Ludolf sprach eine Wache am Tor an. Sie wurden zu einem größeren Gebäude geschickt, das an die linke Seite des Doms angebaut worden war. Dort wiederholten sie bei einem Geistlichen ihren Wunsch, den Bischof zu sehen. Zur Bestätigung zeigten sie das Dokument, das Otto III. von Minden ihnen ausgestellt hatte. Der Pater führte sie in einen kleinen Raum und bat sie, einen Augenblick zu warten.
Sie waren aufgeregt. Jetzt sollte sich entscheiden, wie die Suche nach Kunekes Mörder weiterging.
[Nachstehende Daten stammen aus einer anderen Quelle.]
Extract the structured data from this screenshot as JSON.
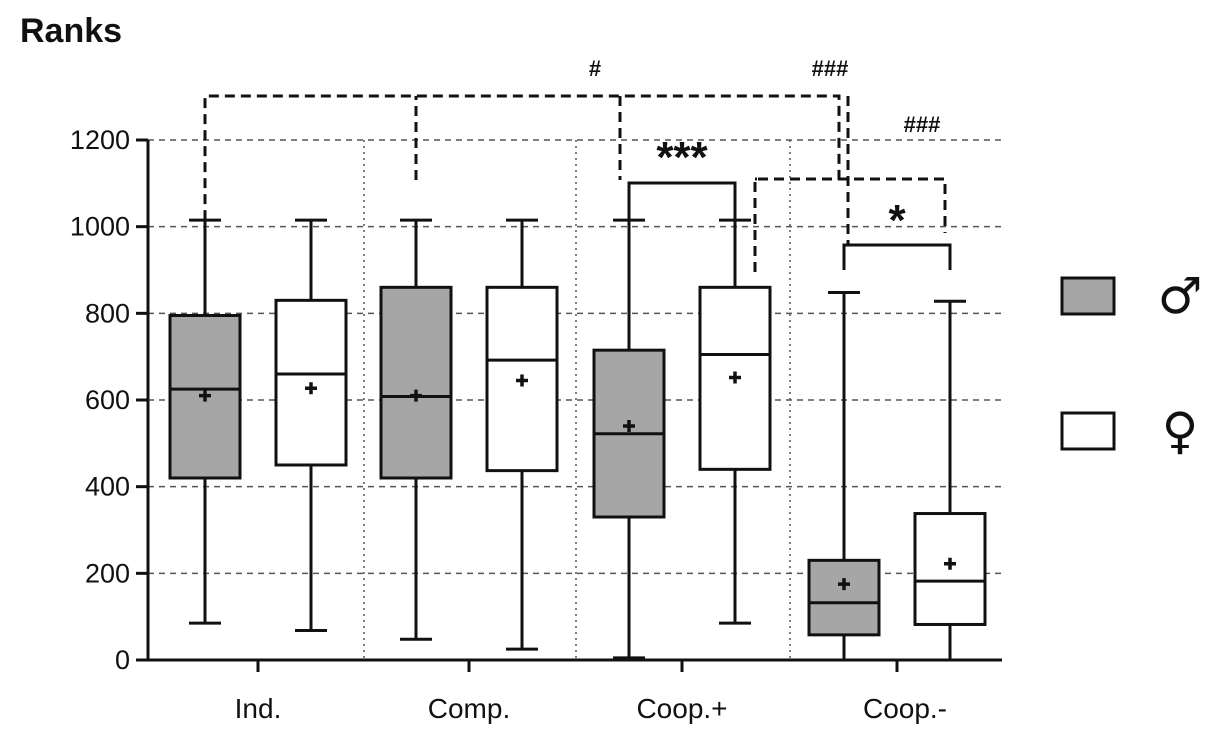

War der Bischof mit der Verhaftung des Schmieds zufrieden oder durften sie noch einen letzten Versuch unternehmen, das Geheimnis zu lüften?
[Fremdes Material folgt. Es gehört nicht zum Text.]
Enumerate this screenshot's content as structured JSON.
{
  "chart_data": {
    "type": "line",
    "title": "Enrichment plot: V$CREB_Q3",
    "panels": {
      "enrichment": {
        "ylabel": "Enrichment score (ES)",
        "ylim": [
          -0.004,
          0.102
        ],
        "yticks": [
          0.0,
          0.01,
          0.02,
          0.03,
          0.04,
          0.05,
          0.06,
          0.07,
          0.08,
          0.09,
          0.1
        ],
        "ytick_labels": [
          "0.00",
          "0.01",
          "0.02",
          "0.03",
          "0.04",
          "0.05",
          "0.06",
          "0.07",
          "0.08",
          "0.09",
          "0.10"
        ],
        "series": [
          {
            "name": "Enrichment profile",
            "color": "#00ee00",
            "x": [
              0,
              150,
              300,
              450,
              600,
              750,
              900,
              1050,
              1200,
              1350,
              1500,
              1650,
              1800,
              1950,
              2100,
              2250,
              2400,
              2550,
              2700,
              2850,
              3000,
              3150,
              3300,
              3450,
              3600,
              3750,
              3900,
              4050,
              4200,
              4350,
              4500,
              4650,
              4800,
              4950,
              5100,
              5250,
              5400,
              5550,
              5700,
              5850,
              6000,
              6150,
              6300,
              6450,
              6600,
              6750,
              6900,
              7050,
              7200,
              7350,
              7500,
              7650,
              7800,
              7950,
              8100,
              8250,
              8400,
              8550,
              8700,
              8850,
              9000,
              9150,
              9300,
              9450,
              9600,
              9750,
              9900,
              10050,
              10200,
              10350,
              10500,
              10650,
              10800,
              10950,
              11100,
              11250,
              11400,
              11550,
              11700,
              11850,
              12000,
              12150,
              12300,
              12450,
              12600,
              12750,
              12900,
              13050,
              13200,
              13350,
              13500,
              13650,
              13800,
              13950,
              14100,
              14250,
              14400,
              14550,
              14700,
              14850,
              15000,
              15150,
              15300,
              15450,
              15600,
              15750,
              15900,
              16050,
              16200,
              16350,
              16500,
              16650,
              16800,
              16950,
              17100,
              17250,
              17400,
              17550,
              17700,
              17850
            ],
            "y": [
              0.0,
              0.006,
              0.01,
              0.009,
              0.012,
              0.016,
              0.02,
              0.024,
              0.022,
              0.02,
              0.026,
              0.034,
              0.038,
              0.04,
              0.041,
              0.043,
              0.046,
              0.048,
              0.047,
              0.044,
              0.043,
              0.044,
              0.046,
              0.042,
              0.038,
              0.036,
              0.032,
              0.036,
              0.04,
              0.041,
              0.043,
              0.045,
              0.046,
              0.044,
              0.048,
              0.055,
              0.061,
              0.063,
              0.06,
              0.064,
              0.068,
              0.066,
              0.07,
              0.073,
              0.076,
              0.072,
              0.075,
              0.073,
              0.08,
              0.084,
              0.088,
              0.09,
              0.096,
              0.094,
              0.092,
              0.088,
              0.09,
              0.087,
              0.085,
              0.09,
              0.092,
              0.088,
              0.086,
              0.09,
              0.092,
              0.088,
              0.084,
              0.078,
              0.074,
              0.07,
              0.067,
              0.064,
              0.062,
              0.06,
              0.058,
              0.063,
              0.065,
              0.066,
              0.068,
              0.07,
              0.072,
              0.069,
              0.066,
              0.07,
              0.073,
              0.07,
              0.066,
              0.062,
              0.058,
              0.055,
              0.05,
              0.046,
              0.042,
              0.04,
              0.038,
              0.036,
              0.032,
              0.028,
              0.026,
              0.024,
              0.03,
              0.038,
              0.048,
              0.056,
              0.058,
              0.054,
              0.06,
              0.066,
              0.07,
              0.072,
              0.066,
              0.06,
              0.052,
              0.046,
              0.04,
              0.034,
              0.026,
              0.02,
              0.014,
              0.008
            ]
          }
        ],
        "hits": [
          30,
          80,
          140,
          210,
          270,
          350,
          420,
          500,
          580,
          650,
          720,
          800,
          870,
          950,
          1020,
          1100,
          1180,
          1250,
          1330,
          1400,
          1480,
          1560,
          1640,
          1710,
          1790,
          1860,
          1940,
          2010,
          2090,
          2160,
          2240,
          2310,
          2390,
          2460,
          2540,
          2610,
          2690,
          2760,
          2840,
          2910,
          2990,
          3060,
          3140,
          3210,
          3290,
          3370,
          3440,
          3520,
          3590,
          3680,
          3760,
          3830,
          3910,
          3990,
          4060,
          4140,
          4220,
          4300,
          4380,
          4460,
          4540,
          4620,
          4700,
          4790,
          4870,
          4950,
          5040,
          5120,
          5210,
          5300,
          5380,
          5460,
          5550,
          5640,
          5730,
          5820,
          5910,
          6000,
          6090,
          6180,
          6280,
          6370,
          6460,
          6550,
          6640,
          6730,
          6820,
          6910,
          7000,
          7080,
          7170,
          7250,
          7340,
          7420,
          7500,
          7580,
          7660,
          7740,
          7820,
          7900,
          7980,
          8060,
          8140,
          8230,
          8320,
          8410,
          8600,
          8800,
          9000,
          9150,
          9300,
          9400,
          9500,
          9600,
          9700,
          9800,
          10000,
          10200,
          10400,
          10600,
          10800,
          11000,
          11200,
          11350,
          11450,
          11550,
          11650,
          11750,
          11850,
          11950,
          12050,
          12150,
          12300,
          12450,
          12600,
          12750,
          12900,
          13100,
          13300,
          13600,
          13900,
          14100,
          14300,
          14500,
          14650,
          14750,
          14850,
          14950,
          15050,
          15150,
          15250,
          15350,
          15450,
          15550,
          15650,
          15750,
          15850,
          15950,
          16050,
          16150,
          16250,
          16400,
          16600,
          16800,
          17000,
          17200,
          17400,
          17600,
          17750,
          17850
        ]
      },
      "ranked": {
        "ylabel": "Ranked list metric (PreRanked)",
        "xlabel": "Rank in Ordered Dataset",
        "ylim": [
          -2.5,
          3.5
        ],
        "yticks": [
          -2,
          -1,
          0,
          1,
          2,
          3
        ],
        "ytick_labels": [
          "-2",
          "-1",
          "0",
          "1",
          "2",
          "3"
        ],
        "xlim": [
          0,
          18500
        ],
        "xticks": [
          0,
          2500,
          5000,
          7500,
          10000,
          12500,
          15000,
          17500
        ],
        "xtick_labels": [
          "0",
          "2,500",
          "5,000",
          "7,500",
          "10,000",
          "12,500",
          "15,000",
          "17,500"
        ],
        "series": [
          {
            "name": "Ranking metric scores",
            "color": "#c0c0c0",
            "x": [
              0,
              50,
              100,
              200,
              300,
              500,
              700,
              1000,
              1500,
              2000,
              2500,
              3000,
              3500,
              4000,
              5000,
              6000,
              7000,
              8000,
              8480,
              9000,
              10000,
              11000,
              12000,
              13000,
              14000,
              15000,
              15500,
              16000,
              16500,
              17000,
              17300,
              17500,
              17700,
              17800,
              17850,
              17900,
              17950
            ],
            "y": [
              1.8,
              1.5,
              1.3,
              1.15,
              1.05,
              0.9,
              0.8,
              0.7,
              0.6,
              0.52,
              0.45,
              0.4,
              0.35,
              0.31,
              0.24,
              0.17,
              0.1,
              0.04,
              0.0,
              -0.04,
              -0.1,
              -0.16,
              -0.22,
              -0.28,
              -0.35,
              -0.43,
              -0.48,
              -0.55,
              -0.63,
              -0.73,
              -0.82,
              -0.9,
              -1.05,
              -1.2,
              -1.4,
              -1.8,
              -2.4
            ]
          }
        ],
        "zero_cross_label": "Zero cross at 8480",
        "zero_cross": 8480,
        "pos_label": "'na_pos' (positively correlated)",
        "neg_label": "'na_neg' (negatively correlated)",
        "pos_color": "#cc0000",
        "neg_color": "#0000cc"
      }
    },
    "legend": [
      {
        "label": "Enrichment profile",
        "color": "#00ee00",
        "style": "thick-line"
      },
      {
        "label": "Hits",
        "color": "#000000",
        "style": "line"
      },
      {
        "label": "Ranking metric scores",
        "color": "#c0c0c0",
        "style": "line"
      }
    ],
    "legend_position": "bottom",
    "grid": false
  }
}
Agnes stand am Fenster und schaute durch die milchigen Glasscheiben. Sie dachte an die gestrige Nacht. Hoffentlich würde der Bischof ihr einen Rat geben können. Ob Ludolf ihre Empfindungen aber verstanden hätte? Könnte er ihren seelischen Schmerz nachempfinden? Sie wollte ihm nach der Unterredung mit dem Bischof sagen, was sie bedrückte. Im Moment konnte er ihr nicht helfen.
Ludolf ging nervös im Zimmer auf und ab. Er hatte schlecht geschlafen, eigentlich fast gar nicht. Ihn bewegte so vieles: Die Sorge um Agnes, die Wut über den Amtmann und die Enttäuschung, dass sie Kuneke nur tot gefunden hatten.